In fondo, a lui del giudizio di Frangisonio non importava nulla, l’unica cosa che aveva importanza era la pubblicazione con una casa editrice importante. Il suo più grande sogno.
«Be’, no.»
«Non capisco. Perché mi ha fatto venire fino a qui?»
«Gliel’ho detto: sono rimasto colpito dal suo stile e ci tenevo a dirglielo di persona. Io credo che lei abbia del talento: non lo butti alle ortiche scrivendo storie senza capo né coda. Si dedichi a storie più edificanti. Cioè, va bene l’ironia, va bene lo strappare una risata, ma poi una storia in qualche modo deve rimanere… Un lettore vuole emozionarsi, vuole identificarsi nei personaggi, vuole viaggiare con la mente. E soprattutto ogni storia deve avere dentro una specie di morale, un insegnamento, deve trasmettere speranza… Caspita, la sua si conclude con la gallina che viene gettata in pentola per fare il brodo e il cetaceo che vaga nei mari senza darsi pace… Una roba tremenda! Forse lei ha dei riferimenti culturali sbagliati, legga i libri pubblicati dalle grandi case editrici, si faccia un’idea… e la prossima volta utilizzi la sua vena brillante per scrivere una semplice storia d’amore. Un uomo e una donna. Non serve altro. Vedrà che funziona.»
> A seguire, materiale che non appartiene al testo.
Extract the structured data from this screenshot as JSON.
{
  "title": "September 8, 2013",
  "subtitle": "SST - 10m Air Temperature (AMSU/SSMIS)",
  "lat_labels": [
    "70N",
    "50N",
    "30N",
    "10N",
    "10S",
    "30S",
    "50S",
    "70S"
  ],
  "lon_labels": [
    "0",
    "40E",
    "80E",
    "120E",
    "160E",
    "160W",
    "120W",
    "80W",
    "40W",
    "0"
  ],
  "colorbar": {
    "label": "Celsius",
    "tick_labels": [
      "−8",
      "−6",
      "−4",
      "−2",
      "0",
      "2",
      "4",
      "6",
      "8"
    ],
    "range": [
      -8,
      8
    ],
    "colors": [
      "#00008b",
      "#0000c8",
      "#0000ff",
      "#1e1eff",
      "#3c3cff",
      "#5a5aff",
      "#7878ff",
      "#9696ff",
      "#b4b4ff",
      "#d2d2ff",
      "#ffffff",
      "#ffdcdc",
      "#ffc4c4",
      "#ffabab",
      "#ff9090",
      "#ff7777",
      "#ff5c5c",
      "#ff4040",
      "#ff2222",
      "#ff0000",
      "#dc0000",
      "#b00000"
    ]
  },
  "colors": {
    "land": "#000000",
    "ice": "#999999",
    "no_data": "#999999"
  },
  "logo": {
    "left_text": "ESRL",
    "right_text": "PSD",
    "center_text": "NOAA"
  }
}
Al momento di congedarsi da Frangisonio, Ruben era frastornato come se avesse fatto dieci giri di fila sull’ottovolante. Gli era sembrato che quell’uomo gli avesse portato via tutto. In quel momento si era sentito fallito come mai gli era successo prima di allora. Eppure a voler ben guardare, l’illustre editore aveva in qualche modo elogiato il suo stile e avere uno stile, in un mondo senza stile, era già un’ottima base di partenza. Questo Ruben lo sapeva, eppure non gli bastava.
Mentre stava scendendo i gradini della metropolitana, in mezzo a tutte quelle persone che ai suoi occhi sembravano avere uno scopo ben preciso, si era sentito talmente inutile e insignificante da voler scomparire per sempre dalla faccia della terra.
Così, mentre la metro era in arrivo sulla banchina, il vecchio Ruben aveva fatto un passo in avanti oltre la linea gialla, con la concreta volontà di farla finita. Una frazione di secondo e una mano lo afferrò per il braccio riportandolo al di qua della linea. Era un signore in giacca e cravatta, con lo sguardo d’acciaio del broker finanziario.
«Che sta facendo?», aveva detto con aria di rimprovero. «Se proprio vuole suicidarsi lo faccia a casa sua. Non sia egoista, c’è gente che ha fretta.»